I have tried to perform a batch insert into CRDB using…
INSERT INTO [table_name] (cols) VALUES (v1), (v2), … ;
Data is uploaded @ https://ufile.io/w5c6m (the file is 1.4 MB of text data containing 10k rows in a batch).
CREATE TABLE product_order_table ( country STRING, region STRING, order_id INTEGER, id UUID DEFAULT gen_random_uuid(), order_date DATE, ship_date DATE, sales_channel STRING, order_priority STRING, item_type STRING, units_sold INTEGER, unit_price FLOAT4, unit_cost FLOAT4, total_revenue FLOAT8, total_cost FLOAT8, total_profit FLOAT8, PRIMARY KEY(country, order_id, id) )
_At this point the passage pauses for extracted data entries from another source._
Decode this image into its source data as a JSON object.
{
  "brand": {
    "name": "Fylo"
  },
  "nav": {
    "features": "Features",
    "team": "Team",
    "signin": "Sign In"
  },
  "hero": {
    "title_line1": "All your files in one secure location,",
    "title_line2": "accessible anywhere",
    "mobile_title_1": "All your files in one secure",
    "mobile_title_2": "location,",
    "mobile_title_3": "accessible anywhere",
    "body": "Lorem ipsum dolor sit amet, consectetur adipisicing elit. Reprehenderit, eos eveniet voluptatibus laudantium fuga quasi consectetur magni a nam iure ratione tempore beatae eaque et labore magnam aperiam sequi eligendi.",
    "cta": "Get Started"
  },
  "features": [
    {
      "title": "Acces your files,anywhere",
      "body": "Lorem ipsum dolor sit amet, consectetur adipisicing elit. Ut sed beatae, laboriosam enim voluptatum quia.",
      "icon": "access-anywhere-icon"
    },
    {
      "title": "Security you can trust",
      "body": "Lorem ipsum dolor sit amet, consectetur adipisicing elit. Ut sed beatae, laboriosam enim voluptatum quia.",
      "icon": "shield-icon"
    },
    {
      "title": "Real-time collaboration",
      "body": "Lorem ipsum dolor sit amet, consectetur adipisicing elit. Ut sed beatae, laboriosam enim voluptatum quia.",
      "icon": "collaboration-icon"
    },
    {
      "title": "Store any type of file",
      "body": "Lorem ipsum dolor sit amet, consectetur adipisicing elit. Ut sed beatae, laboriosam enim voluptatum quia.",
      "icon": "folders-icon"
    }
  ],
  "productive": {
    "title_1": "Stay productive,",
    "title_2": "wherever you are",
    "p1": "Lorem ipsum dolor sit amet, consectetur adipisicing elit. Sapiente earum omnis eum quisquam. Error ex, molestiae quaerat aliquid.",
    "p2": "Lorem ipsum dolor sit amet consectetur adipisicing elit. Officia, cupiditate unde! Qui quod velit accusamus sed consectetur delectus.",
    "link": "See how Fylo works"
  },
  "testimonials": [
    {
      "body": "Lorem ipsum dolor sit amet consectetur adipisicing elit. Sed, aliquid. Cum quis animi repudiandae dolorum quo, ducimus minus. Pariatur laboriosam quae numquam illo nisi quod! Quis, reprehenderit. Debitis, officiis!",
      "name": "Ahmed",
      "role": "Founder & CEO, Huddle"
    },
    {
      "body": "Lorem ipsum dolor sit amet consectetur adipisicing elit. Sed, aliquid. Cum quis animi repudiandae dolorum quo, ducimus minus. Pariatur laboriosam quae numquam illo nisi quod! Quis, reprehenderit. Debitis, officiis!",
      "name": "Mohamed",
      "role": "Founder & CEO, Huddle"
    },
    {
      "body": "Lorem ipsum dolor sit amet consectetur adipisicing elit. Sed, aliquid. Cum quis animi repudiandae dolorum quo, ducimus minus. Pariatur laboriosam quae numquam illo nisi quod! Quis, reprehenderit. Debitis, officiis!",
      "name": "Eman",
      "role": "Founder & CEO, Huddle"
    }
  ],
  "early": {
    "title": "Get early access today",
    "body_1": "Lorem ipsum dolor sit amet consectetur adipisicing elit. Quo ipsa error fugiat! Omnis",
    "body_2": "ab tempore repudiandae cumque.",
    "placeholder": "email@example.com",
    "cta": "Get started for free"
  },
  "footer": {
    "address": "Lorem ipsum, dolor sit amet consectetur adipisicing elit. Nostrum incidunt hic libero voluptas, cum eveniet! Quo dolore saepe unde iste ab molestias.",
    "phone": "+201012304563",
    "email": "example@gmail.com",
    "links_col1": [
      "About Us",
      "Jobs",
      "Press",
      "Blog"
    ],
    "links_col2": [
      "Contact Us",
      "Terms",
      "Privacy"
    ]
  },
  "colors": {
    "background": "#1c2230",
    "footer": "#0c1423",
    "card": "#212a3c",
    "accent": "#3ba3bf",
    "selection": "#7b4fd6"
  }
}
Time: 879.121506ms . <--- time from CRDB real 8m55.326s user 12m9.521s . <-- time measured from shell. sys 0m8.550s /tmp/product_order/part-00001
The following is what I did to write to CRDB.
time ./cockroach sql --insecure --database=sales < $file
- There seems to quite a bit of overhead time before the insert operation. I am not sure about the 12 minutes of wait time. I do understand that file read takes a bit of time. But this seem quite a bit.
- I did notice that if the same data when written to an interleaving table, seem atleast 10x slower.
To improve performance for interleaving tables, should the insert statements be batched per parent table key?